Another committee member said he realized the district's situation is "grueling" and wanted to know how far the district would take the cuts.

"With all the money that you've got to cut, are we looking at a freeze?" asked Brett Saunier, a math teacher at Mehlville Senior High School.

McClain responded, "That's not on the table at this point."

"I'm not looking to negotiate, I'm just asking," Saunier added. "That's what a lot of teachers are fearful of."

Mall suggested offering retirement incentives to help speed along the process of higher-paid employees leaving the system.

McClain said the district doesn't have enough money to offer incentives for retirement.
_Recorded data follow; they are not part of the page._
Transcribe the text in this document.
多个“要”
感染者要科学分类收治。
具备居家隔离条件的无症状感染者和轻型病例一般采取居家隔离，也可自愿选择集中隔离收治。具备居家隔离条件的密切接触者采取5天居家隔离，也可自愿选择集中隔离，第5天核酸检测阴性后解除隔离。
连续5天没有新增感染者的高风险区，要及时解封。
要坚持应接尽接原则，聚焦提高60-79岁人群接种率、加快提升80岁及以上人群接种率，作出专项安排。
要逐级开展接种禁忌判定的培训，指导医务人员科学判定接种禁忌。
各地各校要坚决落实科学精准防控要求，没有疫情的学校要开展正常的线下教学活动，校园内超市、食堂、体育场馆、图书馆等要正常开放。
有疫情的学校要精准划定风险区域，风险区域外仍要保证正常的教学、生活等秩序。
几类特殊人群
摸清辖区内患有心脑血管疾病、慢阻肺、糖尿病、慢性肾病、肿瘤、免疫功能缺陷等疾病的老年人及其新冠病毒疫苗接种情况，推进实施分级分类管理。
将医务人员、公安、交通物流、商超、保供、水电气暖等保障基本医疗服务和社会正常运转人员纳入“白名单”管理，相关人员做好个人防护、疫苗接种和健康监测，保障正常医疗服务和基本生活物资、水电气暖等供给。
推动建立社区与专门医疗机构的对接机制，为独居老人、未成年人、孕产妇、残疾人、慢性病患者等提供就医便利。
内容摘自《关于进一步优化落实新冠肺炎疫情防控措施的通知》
Charles added, "If you have an extremely short-term cash-flow problem, it's a viable option. But if you can get through that short-term problem any other way ... Because a retirement incentive program, in the long run, costs money.

"All these people are going to retire anyway. Eventually they're going to retire and all we'll be doing is giving them money as they walk out the door,'' the assistant superintendent added.

Budget Development Committee members agreed to meet again at 6 p.m. Monday, March 29, in the boardroom of the Administration Building, 3120 Lemay Ferry Road.

Charles estimated that the Budget Development Committee would need to meet four to seven times over the next two months to submit a budget recommendation to Board of Education members when they meet Tuesday, May 11.